TOKYO (AP) — European and Asian stocks fell Thursday after the new head of the Federal Reserve suggested U.S. interest rates could rise sooner than financial markets were anticipating. Wall Street, however, recovered from the previous day's losses.
At a press conference, Janet Yellen implied that the Fed's time frame for raising interest rates was closer to the first half of 2015, sooner than many had expected. The Fed also voted to cut its monthly bond purchases from $65 billion to $55 billion as part of its ongoing winding down of the extraordinary monetary stimulus.

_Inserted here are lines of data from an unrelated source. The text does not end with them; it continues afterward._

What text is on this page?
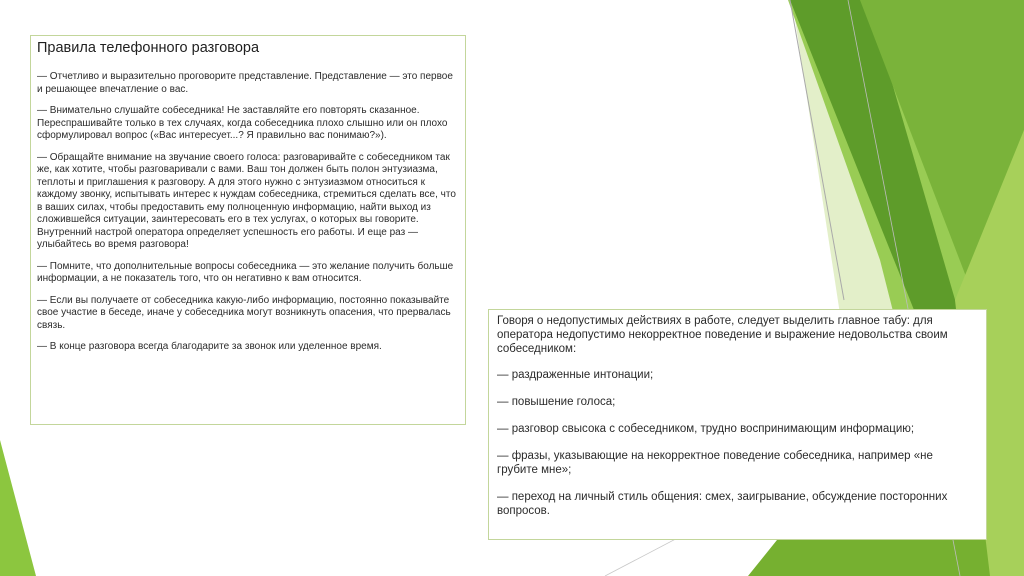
Правила телефонного разговора

— Отчетливо и выразительно проговорите представление. Представление — это первое и решающее впечатление о вас.

— Внимательно слушайте собеседника! Не заставляйте его повторять сказанное. Переспрашивайте только в тех случаях, когда собеседника плохо слышно или он плохо сформулировал вопрос («Вас интересует...? Я правильно вас понимаю?»).

— Обращайте внимание на звучание своего голоса: разговаривайте с собеседником так же, как хотите, чтобы разговаривали с вами. Ваш тон должен быть полон энтузиазма, теплоты и приглашения к разговору. А для этого нужно с энтузиазмом относиться к каждому звонку, испытывать интерес к нуждам собеседника, стремиться сделать все, что в ваших силах, чтобы предоставить ему полноценную информацию, найти выход из сложившейся ситуации, заинтересовать его в тех услугах, о которых вы говорите. Внутренний настрой оператора определяет успешность его работы. И еще раз — улыбайтесь во время разговора!

— Помните, что дополнительные вопросы собеседника — это желание получить больше информации, а не показатель того, что он негативно к вам относится.

— Если вы получаете от собеседника какую-либо информацию, постоянно показывайте свое участие в беседе, иначе у собеседника могут возникнуть опасения, что прервалась связь.

— В конце разговора всегда благодарите за звонок или уделенное время.

Говоря о недопустимых действиях в работе, следует выделить главное табу: для оператора недопустимо некорректное поведение и выражение недовольства своим собеседником:

— раздраженные интонации;

— повышение голоса;

— разговор свысока с собеседником, трудно воспринимающим информацию;

— фразы, указывающие на некорректное поведение собеседника, например «не грубите мне»;

— переход на личный стиль общения: смех, заигрывание, обсуждение посторонних вопросов.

Hiromichi Tamura, chief strategist at Nomura Securities Co. in Tokyo, said higher U.S. interest rates were expected to come eventually, but there was "a surprise element" in Yellen's remarks.

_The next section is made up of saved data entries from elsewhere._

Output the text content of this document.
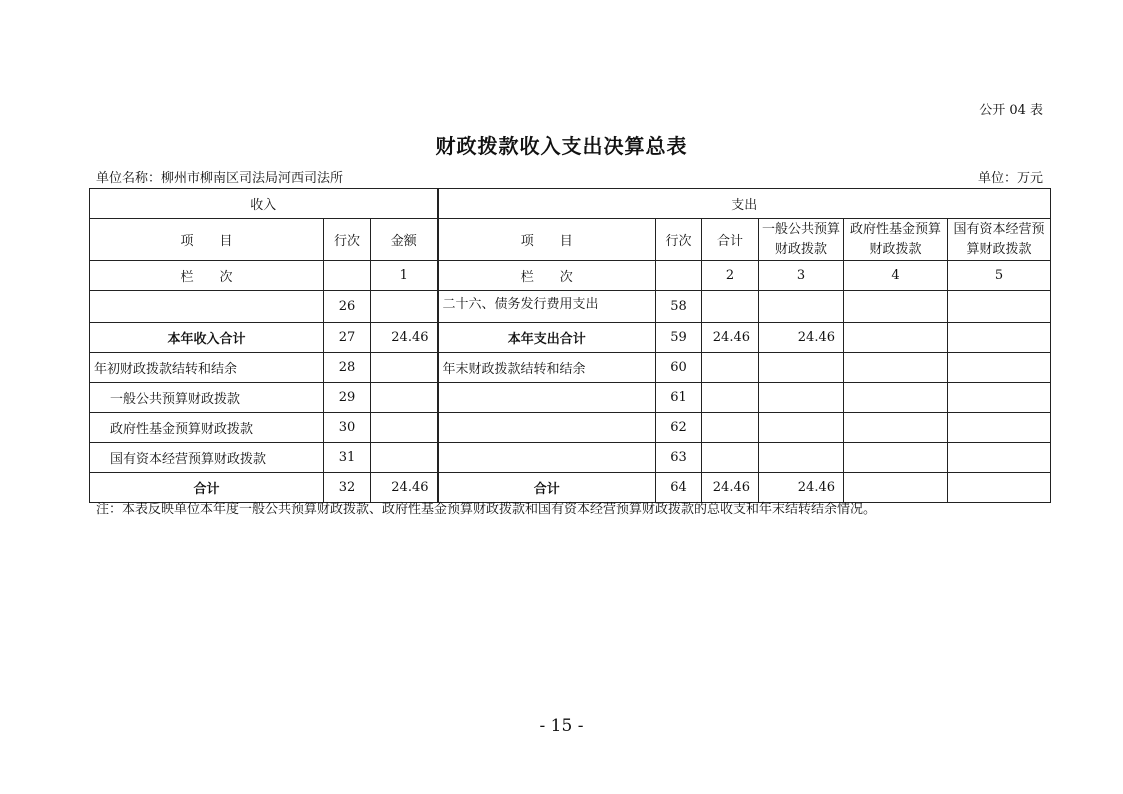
公开 04 表
财政拨款收入支出决算总表
单位名称：柳州市柳南区司法局河西司法所	单位：万元
收入			支出					
项　　目	行次	金额	项　　目	行次	合计	一般公共预算财政拨款	政府性基金预算财政拨款	国有资本经营预算财政拨款
栏　　次		1	栏　　次		2	3	4	5
	26		二十六、债务发行费用支出	58				
本年收入合计	27	24.46	本年支出合计	59	24.46	24.46		
年初财政拨款结转和结余	28		年末财政拨款结转和结余	60				
一般公共预算财政拨款	29			61				
政府性基金预算财政拨款	30			62				
国有资本经营预算财政拨款	31			63				
合计	32	24.46	合计	64	24.46	24.46		
注：本表反映单位本年度一般公共预算财政拨款、政府性基金预算财政拨款和国有资本经营预算财政拨款的总收支和年末结转结余情况。
- 15 -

Germany's DAX lost 0.4 percent to 9,243.73 and France's CAC 40 inched down 0.1 percent to 4,304.62. Britain's FTSE 100 shed 0.6 percent to 6,531.47.
In the U.S., the Dow was up 0.4 percent at 16,282 and the S&P 500 rose 0.3 percent to 1,866.54.

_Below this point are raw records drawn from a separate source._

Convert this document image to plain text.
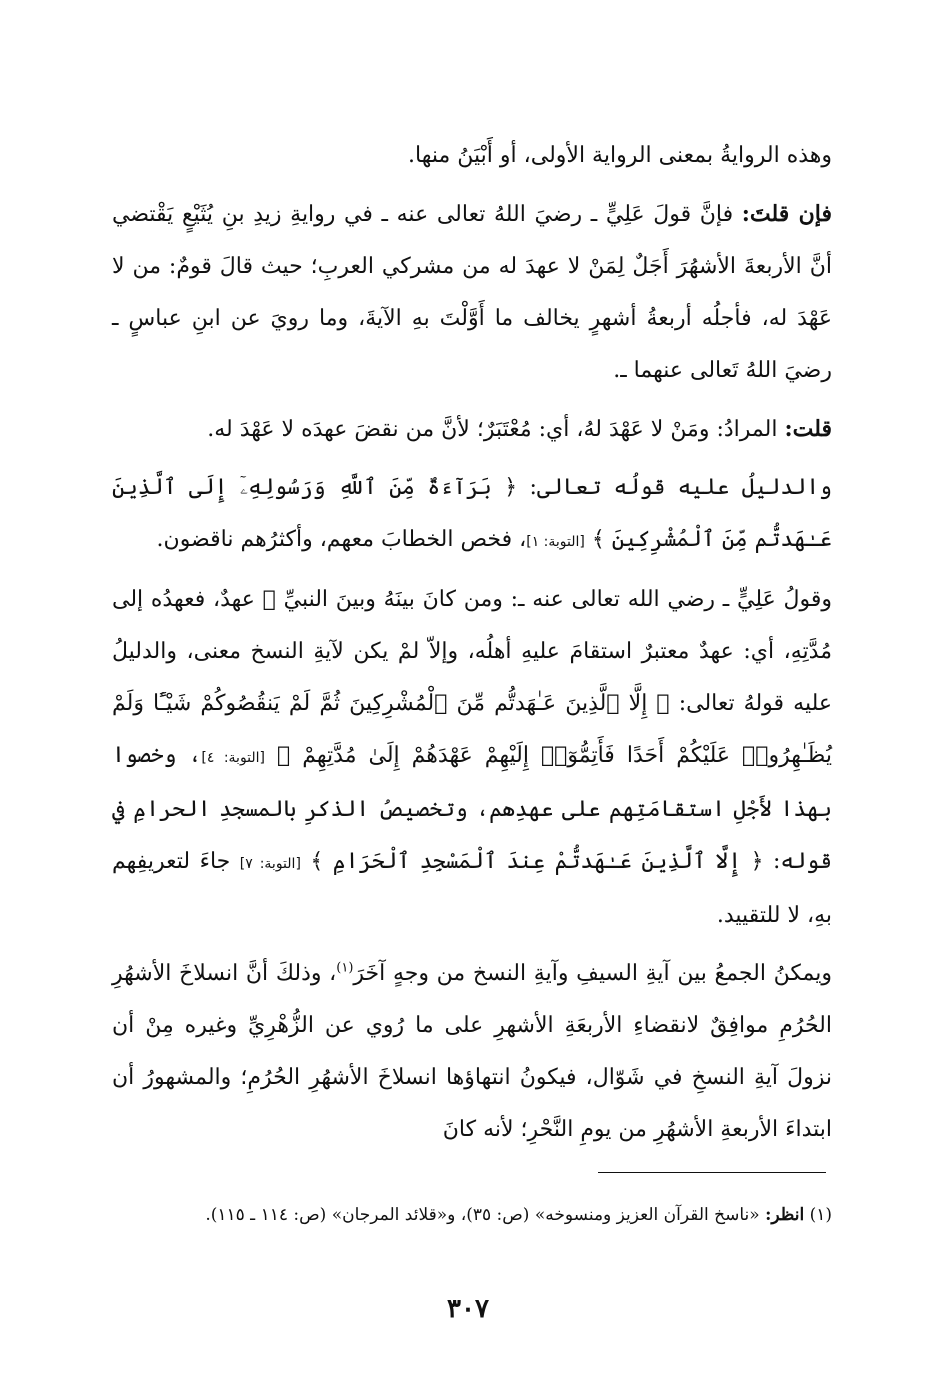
وهذه الروايةُ بمعنى الرواية الأولى، أو أَبْيَنُ منها.

فإن قلتَ: فإنَّ قولَ عَلِيٍّ ـ رضيَ اللهُ تعالى عنه ـ في روايةِ زيدِ بنِ يُثَيْعٍ يَقْتضي أنَّ الأربعةَ الأشهُرَ أَجَلٌ لِمَنْ لا عهدَ له من مشركي العربِ؛ حيث قالَ قومٌ: من لا عَهْدَ له، فأجلُه أربعةُ أشهرٍ يخالف ما أَوَّلْتَ بهِ الآيةَ، وما رويَ عن ابنِ عباسٍ ـ رضيَ اللهُ تَعالى عنهما ـ.

قلت: المرادُ: ومَنْ لا عَهْدَ لهُ، أي: مُعْتَبَرٌ؛ لأنَّ من نقضَ عهدَه لا عَهْدَ له.

والدليلُ عليه قولُه تعالى: ﴿ بَرَآءَةٌ مِّنَ ٱللَّهِ وَرَسُولِهِۦٓ إِلَى ٱلَّذِينَ عَـٰهَدتُّم مِّنَ ٱلْمُشْرِكِينَ ﴾ [التوبة: ١]، فخص الخطابَ معهم، وأكثرُهم ناقضون.

وقولُ عَلِيٍّ ـ رضي الله تعالى عنه ـ: ومن كانَ بينَهُ وبينَ النبيِّ ﷺ عهدٌ، فعهدُه إلى مُدَّتِهِ، أي: عهدٌ معتبرٌ استقامَ عليهِ أهلُه، وإلاّ لمْ يكن لآيةِ النسخ معنى، والدليلُ عليه قولهُ تعالى: ﴿ إِلَّا ٱلَّذِينَ عَـٰهَدتُّم مِّنَ ٱلْمُشْرِكِينَ ثُمَّ لَمْ يَنقُصُوكُمْ شَيْـًٔا وَلَمْ يُظَـٰهِرُوا۟ عَلَيْكُمْ أَحَدًا فَأَتِمُّوٓا۟ إِلَيْهِمْ عَهْدَهُمْ إِلَىٰ مُدَّتِهِمْ ﴾ [التوبة: ٤]، وخصوا بهذا لأَجْلِ استقامَتِهم على عهدِهم، وتخصيصُ الذكرِ بالمسجدِ الحرامِ في قوله: ﴿ إِلَّا ٱلَّذِينَ عَـٰهَدتُّمْ عِندَ ٱلْمَسْجِدِ ٱلْحَرَامِ ﴾ [التوبة: ٧] جاءَ لتعريفِهم بهِ، لا للتقييد.

ويمكنُ الجمعُ بين آيةِ السيفِ وآيةِ النسخ من وجهٍ آخَرَ$^{(١)}$، وذلكَ أنَّ انسلاخَ الأشهُرِ الحُرُمِ موافِقٌ لانقضاءِ الأربعَةِ الأشهرِ على ما رُوي عن الزُّهْرِيِّ وغيره مِنْ أن نزولَ آيةِ النسخِ في شَوّال، فيكونُ انتهاؤها انسلاخَ الأشهُرِ الحُرُمِ؛ والمشهورُ أن ابتداءَ الأربعةِ الأشهُرِ من يومِ النَّحْرِ؛ لأنه كانَ

(١) انظر: «ناسخ القرآن العزيز ومنسوخه» (ص: ٣٥)، و«قلائد المرجان» (ص: ١١٤ ـ ١١٥).

٣٠٧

Sentiment was supported by new economic figures showing the number of people seeking U.S. unemployment benefits rose 5,000 last week to 320,000, close to pre-recession levels.
The dollar, which on Wednesday had its biggest one-day gain since August because of the higher interest rate talk, edged higher still. The euro slipped 0.4 percent against the U.S. currency, to $1.3775. The dollar rose 0.1 percent against the Japanese yen, to 102.43 yen.
Earlier, in Asia, Japan's Nikkei 225 fell 1.7 percent to 14,224.23 and South Korea's Kospi dropped 0.9 percent to 1,919.52.
Hong Kong's Hang Seng sank 1.8 percent to 21,182.16. Shares also fell in Taiwan, Australia, India and Southeast Asia.
Benchmark U.S. crude for April delivery was down 15 cents to $100.22 a barrel in electronic trading on New York Mercantile Exchange. The contract gained 67 cents to $100.37 on Wednesday. Most trading has moved to the May contract, which was up down 33 cents at $98.84 a barrel.